Cable TV
By emily
Grade: C
Let’s face it: there is absolutely no reason to have Cable anymore. Every single good show on it has jumped, Evel Knievel-style, over a pool of a thousand sharks. Dave Chapelle and Sascha Baron Cohen and Jon Stewart are still funny, but not $100/month worth of funny. Adriana is dead. And I don’t even want to talk about Six Feet Under. Besides, as the number of people who have TiVo increases, we Cable subscribers are quickly starting to feel like the one person on the subway car who has a discman instead of an iPod. (What is up with the rAndOm capitalization in these technical innovations, anyway? Are they trying to be like a DuMb abbreviation for an NYC neighborhood?) Anyway, I am going to start weaning myself off of the dark box asap. I realized this last night while watching Duplex, which is a wacky caper film in which Ben Stiller and Drew Barrymore try to kill an old lady.
There is no excuse for this sort of behavior (watching Duplex, not killing an old lady, although of course that is also bad). Except I guess being on an airplane. Duplex, though it sometimes seems like it’s going to, does not quite go so far past bad that it completes the 360 back to good. It’s just really, really bad and kind of fascinatingly ill-conceived: can you imagine people sitting in a boardroom somewhere saying: let’s make a fun comedy in which Drew Barrymore and Ben Stiller keep trying to kill an old lady but their efforts are always thwarted by a sinister black cop? Henry really enjoyed it, but that’s just because he likes watching people push old ladies down stairs. I felt dirty afterwards. Damn your molesting ways, Cable!
There are plenty of other good reasons not to have Cable, besides its way of being expensive and forcing you to watch bad movies:
the number one reason is: if you live in New York, you have to have Time Warner Cable, and though I enjoy their Columbus Center Mall (in spite of its being cursed), I really hate Time Warner. They use their cable monopoly to get away with ridiculously shitty service, chronic service outages, unreliable installers and repairmen, and general weirdnesses. For example, we used to have Showtime and then one day, it wasn’t there! Maybe they somehow found out how much we were making fun of the L word. I know that the normal thing to do in this circumstance is call and complain, but of course that will get you nowhere with these people. We are talking about the same people who make you haul your cable boxes into Manhattan, haul them back to Brooklyn because their office is closed on Martin Luther King Jr. Day, haul them back into Manahttan the next day and wait on line for an hour and a half JUST TO CHANGE THE NAME ON THE ACCOUNT.

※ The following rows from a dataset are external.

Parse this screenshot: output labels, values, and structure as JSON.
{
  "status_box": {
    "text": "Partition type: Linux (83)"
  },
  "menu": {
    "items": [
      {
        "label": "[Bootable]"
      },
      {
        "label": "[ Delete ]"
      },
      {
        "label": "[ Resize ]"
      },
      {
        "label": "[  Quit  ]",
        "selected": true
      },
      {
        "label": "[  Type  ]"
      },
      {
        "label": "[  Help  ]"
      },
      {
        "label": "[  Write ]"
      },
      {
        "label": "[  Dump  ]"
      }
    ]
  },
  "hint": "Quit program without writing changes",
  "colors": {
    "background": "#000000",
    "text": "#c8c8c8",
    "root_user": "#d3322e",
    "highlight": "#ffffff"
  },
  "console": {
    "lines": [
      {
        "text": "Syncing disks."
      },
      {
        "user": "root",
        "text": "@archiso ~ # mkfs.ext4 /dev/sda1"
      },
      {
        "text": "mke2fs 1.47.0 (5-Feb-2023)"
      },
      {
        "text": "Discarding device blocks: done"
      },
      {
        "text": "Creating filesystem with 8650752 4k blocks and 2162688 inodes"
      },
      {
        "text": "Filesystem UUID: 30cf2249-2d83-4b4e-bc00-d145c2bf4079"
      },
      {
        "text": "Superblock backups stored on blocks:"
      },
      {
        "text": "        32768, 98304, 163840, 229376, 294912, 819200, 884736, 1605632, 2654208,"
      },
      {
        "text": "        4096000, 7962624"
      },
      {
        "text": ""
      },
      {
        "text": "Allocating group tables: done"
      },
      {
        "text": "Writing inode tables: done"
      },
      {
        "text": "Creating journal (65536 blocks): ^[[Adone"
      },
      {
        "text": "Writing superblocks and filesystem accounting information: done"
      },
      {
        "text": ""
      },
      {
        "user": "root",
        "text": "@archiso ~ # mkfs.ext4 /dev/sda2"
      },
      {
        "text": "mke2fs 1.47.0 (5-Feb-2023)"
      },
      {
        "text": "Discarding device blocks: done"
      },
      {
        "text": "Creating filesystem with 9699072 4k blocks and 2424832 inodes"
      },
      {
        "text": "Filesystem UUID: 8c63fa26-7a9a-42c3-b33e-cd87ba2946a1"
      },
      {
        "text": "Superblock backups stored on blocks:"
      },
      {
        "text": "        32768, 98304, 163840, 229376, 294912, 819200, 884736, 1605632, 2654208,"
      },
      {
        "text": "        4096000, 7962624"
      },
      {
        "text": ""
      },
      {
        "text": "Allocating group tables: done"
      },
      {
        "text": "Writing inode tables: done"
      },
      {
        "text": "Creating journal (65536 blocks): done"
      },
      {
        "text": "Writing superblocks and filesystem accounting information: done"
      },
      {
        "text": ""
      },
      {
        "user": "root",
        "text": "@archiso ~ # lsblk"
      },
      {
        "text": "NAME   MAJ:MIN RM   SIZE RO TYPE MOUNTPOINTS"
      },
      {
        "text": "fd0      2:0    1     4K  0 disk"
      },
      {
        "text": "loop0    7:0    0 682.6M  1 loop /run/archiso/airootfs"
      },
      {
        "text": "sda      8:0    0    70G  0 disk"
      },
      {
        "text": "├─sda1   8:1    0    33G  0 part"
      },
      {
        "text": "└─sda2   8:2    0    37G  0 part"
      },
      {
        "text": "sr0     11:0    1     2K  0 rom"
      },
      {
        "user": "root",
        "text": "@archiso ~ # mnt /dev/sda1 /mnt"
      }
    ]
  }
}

I am starting to think that it isn’t enough just to give up Cable, because that might mean that I would just end up watching all the things I used to watch before I had Cable, such as Elimidate. I might have to give up TV entirely. Maybe this will usher in a new period of asceticism in my life. I have already given up coffee and being a huge bitch for no reason. I think I’m on my way to becoming some sort of holy person.